There is more pain and misery yet to fall on the heroic people of Ukraine, but as I write this, Ukrainian forces are actually regaining some ground—an amazing feat that I would not have foreseen in the days before the outbreak of the war. I’ve made some good predictions over the years, along with a few misfires, but I don’t feel too bad about guessing that the Russians would win this war quickly; I think most international-security experts would have said the same thing, and we’re all astonished not only by the performance of the Ukrainian armed forces but by the staggering incompetence, terrible planning, and plain stupidity afflicting the Russian military.

Still, while we might not yet be in World War III, we’re now clearly in a second and very intense Cold War, and we will be for as long as Putin rules Russia. This is not like a Cold War with the old Soviet Union, where we had to fight a global empire trying to take over the world with a revolutionary ideology. No, this time it might even be worse: All of our lives are in danger because of a small group of old men—and one old man in particular—who have adopted crackpot messianic theories about Russia’s role as a liberator of Eurasia.

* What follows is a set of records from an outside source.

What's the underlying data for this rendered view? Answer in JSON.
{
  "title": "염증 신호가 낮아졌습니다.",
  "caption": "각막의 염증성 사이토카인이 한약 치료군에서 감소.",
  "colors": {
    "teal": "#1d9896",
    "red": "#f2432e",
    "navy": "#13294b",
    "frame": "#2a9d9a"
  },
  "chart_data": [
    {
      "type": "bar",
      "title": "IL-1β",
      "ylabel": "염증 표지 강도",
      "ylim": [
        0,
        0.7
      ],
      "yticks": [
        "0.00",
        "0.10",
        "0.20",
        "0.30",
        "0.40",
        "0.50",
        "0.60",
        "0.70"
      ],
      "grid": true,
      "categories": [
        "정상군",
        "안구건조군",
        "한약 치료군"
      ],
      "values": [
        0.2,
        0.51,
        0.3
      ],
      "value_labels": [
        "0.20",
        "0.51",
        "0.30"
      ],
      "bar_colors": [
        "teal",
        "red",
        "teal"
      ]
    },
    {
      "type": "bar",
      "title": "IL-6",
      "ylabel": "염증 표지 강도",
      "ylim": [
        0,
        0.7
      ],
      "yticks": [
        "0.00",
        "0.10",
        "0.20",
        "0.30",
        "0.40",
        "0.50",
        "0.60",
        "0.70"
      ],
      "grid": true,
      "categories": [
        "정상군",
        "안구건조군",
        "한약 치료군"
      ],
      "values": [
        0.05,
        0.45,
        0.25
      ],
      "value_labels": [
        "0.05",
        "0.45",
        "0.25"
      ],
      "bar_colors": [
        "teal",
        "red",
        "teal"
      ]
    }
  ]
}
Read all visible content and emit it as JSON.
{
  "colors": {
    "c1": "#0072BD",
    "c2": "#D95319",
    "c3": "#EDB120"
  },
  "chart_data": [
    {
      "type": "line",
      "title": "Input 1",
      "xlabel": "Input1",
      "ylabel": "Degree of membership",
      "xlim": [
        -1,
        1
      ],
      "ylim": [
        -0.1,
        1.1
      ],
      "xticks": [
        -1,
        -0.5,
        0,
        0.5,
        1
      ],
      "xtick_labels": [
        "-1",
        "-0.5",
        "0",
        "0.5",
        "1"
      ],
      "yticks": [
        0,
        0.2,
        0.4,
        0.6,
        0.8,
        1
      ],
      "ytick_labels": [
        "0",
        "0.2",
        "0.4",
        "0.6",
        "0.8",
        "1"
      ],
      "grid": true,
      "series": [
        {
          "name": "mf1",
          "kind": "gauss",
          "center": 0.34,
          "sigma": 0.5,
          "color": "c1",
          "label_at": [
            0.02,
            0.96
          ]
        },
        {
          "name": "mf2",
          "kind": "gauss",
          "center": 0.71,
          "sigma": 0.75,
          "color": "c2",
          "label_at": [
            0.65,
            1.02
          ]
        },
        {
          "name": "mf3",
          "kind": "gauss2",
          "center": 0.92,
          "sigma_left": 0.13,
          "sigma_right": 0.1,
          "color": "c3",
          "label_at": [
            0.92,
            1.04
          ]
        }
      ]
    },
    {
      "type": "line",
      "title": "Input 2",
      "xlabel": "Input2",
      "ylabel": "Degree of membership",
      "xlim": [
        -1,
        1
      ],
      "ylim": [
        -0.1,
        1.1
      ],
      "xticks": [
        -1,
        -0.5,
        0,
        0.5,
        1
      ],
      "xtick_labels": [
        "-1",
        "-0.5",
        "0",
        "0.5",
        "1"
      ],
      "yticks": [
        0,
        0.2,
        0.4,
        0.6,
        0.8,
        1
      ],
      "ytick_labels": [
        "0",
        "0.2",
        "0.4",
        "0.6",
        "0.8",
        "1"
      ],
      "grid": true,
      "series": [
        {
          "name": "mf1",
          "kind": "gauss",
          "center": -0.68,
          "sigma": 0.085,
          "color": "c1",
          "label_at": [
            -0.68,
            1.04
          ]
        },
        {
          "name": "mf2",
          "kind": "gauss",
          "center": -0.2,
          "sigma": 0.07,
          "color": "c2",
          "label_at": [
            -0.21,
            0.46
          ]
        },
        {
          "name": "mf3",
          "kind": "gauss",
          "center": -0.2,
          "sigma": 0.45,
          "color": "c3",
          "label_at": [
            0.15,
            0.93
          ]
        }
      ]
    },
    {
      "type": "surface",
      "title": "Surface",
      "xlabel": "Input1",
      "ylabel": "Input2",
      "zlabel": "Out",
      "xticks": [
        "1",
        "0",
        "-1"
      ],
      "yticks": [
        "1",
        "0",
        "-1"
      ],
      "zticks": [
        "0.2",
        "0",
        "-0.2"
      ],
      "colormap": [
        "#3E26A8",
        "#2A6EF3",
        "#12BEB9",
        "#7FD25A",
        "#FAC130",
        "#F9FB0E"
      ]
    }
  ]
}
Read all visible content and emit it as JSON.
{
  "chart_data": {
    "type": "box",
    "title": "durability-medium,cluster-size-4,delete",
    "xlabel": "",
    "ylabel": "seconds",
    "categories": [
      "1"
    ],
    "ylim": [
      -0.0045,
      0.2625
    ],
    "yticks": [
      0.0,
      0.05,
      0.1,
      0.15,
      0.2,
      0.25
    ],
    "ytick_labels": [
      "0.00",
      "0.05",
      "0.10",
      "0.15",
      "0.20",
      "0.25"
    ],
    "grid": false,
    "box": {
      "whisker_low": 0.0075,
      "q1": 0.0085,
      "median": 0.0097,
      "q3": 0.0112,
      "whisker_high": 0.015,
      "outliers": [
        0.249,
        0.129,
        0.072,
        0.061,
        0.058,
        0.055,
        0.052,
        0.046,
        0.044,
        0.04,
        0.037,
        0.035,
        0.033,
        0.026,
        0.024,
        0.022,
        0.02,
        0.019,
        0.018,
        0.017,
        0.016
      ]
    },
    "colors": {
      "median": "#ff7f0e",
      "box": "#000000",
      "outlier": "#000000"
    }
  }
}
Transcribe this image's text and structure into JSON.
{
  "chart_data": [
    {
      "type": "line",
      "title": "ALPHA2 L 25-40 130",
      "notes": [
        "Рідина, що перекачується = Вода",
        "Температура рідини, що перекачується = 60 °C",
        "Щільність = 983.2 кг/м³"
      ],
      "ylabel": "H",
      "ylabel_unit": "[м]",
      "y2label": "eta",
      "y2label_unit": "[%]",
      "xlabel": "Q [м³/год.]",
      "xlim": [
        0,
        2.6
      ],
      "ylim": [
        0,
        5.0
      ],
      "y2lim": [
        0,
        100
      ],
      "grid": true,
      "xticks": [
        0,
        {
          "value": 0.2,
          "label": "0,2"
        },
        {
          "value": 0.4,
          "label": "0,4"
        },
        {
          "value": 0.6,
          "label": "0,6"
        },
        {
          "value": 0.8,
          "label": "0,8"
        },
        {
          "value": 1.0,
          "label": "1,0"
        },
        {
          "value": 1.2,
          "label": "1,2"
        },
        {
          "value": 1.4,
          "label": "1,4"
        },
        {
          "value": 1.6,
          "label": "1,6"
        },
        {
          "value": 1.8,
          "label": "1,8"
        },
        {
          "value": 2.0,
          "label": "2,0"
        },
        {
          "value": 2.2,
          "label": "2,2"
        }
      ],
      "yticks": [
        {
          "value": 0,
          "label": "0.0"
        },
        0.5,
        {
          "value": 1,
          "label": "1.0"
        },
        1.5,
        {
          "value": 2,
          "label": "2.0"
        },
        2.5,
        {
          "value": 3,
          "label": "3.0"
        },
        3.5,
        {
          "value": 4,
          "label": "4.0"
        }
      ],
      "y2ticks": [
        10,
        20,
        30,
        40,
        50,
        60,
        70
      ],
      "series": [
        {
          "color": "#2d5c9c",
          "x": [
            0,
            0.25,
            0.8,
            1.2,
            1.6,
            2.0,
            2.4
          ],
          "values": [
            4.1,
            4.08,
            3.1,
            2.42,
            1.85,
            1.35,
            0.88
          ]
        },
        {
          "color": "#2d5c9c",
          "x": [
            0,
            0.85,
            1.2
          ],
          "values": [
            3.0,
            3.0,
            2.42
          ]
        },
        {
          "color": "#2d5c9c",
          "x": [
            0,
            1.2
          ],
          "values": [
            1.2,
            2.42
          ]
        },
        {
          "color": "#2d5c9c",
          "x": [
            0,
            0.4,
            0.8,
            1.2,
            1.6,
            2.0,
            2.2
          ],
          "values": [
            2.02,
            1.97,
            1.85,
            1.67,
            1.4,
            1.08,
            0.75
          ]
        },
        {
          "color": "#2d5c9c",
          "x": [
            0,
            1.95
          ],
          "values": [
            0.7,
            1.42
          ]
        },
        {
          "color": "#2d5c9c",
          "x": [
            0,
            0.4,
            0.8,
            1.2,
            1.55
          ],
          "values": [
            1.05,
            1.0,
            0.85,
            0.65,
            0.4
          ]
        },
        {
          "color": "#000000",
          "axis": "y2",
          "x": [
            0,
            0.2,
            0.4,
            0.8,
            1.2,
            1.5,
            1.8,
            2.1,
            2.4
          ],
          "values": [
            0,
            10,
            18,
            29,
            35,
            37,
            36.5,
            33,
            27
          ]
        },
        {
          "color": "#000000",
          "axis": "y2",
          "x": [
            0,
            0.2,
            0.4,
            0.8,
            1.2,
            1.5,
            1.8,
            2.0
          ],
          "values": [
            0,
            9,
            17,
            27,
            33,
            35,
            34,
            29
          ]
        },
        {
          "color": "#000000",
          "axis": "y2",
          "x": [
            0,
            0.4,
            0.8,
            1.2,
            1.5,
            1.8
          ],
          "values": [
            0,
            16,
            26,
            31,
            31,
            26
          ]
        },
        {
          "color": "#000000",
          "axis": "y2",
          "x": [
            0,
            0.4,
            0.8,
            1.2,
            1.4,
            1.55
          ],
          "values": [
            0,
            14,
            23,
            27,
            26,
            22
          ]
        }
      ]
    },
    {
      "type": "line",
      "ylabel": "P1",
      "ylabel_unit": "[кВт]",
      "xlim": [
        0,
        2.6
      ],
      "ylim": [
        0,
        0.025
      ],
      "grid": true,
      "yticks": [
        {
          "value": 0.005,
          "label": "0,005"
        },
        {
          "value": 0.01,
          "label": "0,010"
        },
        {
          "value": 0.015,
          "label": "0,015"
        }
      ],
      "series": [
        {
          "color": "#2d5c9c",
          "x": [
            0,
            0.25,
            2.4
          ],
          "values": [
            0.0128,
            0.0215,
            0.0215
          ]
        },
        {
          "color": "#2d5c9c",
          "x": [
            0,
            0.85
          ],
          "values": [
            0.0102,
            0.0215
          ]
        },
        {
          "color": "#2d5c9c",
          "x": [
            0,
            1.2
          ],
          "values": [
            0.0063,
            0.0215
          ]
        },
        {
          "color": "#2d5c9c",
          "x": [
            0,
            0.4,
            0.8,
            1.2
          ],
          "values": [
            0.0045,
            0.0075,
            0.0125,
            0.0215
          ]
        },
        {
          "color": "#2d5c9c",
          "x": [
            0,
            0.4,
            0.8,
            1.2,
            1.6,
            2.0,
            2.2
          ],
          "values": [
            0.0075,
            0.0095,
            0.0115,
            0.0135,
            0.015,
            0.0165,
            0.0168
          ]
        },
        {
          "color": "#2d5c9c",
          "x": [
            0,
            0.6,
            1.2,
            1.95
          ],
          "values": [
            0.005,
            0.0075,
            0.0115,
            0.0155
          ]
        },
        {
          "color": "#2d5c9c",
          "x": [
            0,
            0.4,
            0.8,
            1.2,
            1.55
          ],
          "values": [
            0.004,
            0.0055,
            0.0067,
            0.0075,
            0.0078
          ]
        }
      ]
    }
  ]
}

Compared with Putin and his mystics and priests, the old Soviet Union was a rational and predictable enemy. It might even be the weirdest nostalgia of all to say that the Soviets were a more worthy adversary than this bunch of cranks and gangsters, and that I’d much prefer to be dealing with the old Politburo than the petty germaphobe running the Kremlin now.

With that said, there are responsible people in our government—and, I still believe, in Russia—who don’t want to lose control of an already bad situation. Putin, a vain and insecure man who is used to luxury and power, doesn’t want to die any more than you do. He’s willing to murder a lot of innocent people to soothe his outrage, but I still think we’re going to get through this. And if we do, the suffering of the Ukrainians might even lead us to a better world, but that’s a long subject for another day.

The point is not to let fear consume you the way it did so many of us nearly 40 years ago. It’s no way to live—and it’s not necessary. Be aware of current events, but don’t spend your day with them. Follow the news, but don’t be obsessed by it. Don’t fall into doom-scrolling on the internet. Say a prayer for peace and for the people of Ukraine, if you’re the type. (I am.) And have confidence that one deluded dictator’s schemes are, sooner or later, going to end badly for him.

Perhaps most importantly, if you’re feeling these anxieties, know that it’s perfectly normal, and that you’re not alone. For some of us, it’s even the second time around on this ride. That first rodeo wasn’t fun, but we all learned back then that fear is insidious and debilitating. We don’t need to make that mistake again. Living our lives and remaining calm while letting diplomats and political leaders do their job without undue panic is how we got through all of this the last time, and we’re going to need that kind of steadfastness even after this current war is over.

In the meantime, I’ll do the worrying for both of us, and I’ll be the first to let you know if I think things are getting worse. Hang in there.